Als erster Gast ist der Kulturphilosoph Boris Groys angekündigt, der vor sieben Jahren sein Buch Über das Neue vorgelegt hat. Der aus der Sowjetunion emigrierte Intellektuelle führt darin einen Diskurs über kulturelle Innovationen und untersucht sie anhand ökonomischer Kategorien. Er verwirft die traditionellen Bestimmungen des Neuen: „Die Innovation besteht nicht darin, daß etwas zum Vorschein kommt, was verborgen war, sondern darin, daß der Wert dessen, was man immer schon gesehen und gekannt hat, umgewertet wird.“ Seine Überlegungen gehen dahin, die Logik der kulturellen Entwicklung als eine ökonomische Umwertung zu verstehen. Als Beispiel nennt Groys den zunehmenden Wert kultureller Artefakte nach einer Phase der Zerstörung: Nach der russischen Revolution hätten Ikonen der Zarenzeit in Rußland ungleich mehr gekostet als zuvor: „Immer wenn man gewillt war, etwas zu zerstören, hat man den Wert dessen, was übrig geblieben ist, gesteigert.“ Aus dieser kulturökonomischen Perspektive wäre Kultur die Demonstration eines Verlustes.

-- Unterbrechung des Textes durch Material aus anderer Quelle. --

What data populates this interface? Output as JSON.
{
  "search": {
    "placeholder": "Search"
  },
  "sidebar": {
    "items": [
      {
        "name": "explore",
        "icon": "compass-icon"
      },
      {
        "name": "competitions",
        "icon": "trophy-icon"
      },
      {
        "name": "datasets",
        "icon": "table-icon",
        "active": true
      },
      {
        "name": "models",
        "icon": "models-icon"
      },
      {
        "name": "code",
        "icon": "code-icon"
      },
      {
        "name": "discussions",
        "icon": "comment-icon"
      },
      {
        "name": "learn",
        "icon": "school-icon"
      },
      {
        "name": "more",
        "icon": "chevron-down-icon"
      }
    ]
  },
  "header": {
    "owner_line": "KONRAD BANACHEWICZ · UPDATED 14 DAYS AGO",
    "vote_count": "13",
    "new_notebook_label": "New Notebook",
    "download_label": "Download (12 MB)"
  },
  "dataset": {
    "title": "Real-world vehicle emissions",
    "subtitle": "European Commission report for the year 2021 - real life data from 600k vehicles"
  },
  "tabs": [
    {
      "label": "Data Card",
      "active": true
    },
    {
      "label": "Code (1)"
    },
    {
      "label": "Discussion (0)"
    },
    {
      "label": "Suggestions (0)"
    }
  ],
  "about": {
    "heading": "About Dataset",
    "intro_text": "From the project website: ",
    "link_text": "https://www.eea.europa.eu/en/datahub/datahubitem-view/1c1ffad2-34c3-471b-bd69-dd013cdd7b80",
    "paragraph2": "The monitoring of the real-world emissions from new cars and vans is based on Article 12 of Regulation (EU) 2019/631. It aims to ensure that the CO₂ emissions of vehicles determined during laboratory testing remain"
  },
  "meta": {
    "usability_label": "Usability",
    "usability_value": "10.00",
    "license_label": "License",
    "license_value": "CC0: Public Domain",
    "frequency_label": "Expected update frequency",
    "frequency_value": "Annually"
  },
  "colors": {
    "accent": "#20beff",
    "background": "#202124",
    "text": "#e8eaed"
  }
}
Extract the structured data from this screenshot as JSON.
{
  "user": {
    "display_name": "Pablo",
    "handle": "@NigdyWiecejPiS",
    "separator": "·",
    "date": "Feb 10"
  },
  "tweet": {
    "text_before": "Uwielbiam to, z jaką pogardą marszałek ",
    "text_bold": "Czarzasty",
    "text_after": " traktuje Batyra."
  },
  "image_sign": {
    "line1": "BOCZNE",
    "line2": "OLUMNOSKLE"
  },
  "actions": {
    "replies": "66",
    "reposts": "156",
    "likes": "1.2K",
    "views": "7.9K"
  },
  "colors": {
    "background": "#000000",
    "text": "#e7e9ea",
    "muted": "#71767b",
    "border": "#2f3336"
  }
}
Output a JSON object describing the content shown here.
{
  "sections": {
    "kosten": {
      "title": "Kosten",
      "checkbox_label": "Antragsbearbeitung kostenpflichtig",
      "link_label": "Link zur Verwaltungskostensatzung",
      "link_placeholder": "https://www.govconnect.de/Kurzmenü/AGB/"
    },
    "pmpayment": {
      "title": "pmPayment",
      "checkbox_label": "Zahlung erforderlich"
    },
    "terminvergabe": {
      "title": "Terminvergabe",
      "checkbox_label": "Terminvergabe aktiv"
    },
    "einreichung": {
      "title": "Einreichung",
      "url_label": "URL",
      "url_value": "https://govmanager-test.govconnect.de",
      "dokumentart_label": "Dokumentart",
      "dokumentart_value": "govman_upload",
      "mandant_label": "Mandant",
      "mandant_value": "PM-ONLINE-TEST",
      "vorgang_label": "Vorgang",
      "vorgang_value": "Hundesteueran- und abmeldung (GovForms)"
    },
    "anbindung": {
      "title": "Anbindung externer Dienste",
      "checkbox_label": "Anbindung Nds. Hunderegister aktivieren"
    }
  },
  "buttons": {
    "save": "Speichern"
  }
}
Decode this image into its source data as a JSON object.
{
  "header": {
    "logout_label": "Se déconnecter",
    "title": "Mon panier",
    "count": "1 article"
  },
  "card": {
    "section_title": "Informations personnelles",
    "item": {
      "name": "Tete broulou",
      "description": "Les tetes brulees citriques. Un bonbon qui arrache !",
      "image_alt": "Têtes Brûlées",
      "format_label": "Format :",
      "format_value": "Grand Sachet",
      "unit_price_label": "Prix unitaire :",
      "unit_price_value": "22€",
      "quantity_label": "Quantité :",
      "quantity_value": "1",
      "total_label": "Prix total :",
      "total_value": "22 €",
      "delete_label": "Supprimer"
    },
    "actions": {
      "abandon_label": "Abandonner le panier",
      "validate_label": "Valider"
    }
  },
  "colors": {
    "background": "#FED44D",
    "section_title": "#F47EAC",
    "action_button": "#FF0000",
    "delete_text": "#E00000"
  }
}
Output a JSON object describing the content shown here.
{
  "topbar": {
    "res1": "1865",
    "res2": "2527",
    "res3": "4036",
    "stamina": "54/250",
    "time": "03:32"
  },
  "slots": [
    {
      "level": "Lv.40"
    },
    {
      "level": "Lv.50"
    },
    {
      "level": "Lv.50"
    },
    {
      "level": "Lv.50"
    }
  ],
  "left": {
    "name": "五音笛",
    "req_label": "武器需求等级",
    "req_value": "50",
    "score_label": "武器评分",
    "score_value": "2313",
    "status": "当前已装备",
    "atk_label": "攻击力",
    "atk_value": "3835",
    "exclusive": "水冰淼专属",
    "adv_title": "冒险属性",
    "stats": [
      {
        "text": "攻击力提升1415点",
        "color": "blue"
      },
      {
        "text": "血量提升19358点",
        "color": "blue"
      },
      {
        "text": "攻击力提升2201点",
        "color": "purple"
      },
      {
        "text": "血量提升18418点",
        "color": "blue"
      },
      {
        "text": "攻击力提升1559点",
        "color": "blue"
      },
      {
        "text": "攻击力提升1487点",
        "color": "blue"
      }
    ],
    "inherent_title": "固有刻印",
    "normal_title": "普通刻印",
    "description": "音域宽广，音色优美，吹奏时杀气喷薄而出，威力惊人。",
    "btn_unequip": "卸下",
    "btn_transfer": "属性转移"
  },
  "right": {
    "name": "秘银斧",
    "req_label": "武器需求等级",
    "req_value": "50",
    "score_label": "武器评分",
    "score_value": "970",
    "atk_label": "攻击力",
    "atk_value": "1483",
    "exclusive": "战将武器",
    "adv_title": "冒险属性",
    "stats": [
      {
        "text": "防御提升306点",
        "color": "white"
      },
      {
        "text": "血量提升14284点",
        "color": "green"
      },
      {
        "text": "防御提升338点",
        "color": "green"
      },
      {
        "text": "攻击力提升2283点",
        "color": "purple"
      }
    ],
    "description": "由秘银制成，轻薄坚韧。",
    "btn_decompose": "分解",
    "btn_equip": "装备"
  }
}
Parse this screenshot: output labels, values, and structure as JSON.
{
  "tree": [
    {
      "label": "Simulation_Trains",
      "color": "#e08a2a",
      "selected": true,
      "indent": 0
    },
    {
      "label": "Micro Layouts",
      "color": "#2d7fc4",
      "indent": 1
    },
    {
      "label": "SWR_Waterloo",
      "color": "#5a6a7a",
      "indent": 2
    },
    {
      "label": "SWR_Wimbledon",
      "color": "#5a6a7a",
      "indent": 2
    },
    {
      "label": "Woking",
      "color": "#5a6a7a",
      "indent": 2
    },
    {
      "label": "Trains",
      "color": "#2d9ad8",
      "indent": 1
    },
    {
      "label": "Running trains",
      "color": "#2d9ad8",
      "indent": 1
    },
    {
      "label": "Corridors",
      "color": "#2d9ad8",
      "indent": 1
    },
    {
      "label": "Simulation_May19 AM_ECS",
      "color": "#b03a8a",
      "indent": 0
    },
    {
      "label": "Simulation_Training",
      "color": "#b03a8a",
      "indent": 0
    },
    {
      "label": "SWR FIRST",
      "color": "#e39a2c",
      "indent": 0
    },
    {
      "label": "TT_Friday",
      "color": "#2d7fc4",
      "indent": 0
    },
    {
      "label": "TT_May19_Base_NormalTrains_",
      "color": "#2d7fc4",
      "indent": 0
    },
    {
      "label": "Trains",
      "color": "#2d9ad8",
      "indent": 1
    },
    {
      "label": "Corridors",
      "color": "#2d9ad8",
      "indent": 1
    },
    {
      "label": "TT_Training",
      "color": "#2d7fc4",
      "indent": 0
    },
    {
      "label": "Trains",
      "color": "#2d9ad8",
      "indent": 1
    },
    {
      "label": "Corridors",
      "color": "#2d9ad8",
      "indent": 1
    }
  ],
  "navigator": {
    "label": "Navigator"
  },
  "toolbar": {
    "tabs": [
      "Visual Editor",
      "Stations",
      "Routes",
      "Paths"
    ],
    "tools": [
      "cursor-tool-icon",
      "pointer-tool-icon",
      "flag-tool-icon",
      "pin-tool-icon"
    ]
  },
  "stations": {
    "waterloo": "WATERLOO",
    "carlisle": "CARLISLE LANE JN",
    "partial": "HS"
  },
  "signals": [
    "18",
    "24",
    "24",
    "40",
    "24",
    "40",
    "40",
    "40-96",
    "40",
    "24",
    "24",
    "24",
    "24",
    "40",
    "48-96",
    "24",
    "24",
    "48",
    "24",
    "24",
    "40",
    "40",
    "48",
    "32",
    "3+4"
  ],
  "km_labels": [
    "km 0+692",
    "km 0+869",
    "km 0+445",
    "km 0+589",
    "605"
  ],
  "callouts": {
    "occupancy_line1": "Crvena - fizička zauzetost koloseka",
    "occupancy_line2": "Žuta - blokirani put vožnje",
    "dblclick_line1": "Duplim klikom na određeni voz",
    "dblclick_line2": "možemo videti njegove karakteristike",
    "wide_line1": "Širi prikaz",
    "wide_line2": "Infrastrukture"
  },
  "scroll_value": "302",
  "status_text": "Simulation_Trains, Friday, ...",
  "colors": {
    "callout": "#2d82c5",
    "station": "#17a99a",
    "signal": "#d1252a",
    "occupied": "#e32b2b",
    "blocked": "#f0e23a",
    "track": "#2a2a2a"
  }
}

Anhand des Ready-made von Marcel Duchamps veranschaulicht Groys seine Auffassung vom innovativen Tausch. Jedes innovative Kunstwerk präsentiere sich insofern als lohnender Tausch, als ehemals profane Dinge in der Kultur einen Wert bekommen und zur Mode, ja zur Norm werden und andere Dinge profaniert werden und aus der Mode kommen. Mit dieser „Aufwertung des Wertlosen“ und der „Abwertung des Wertvollen“ bestimmt Groys die Innovation als ein Ereignis der Grenzverschiebung. In diesem Bezugssystem wäre das Neue keineswegs etwas Authentisches, sondern verdanke sich dem Wandel durch Tausch. Demnach wäre ein Ende der Kunst, ist doch die Innovation immer in erster Linie eine Wiederholung der Tradition. Den Autor aber macht Groys als Urheber der Innovation aus, er sei „unverzichtbar für die Fortsetzung der kulturellen Tradition“.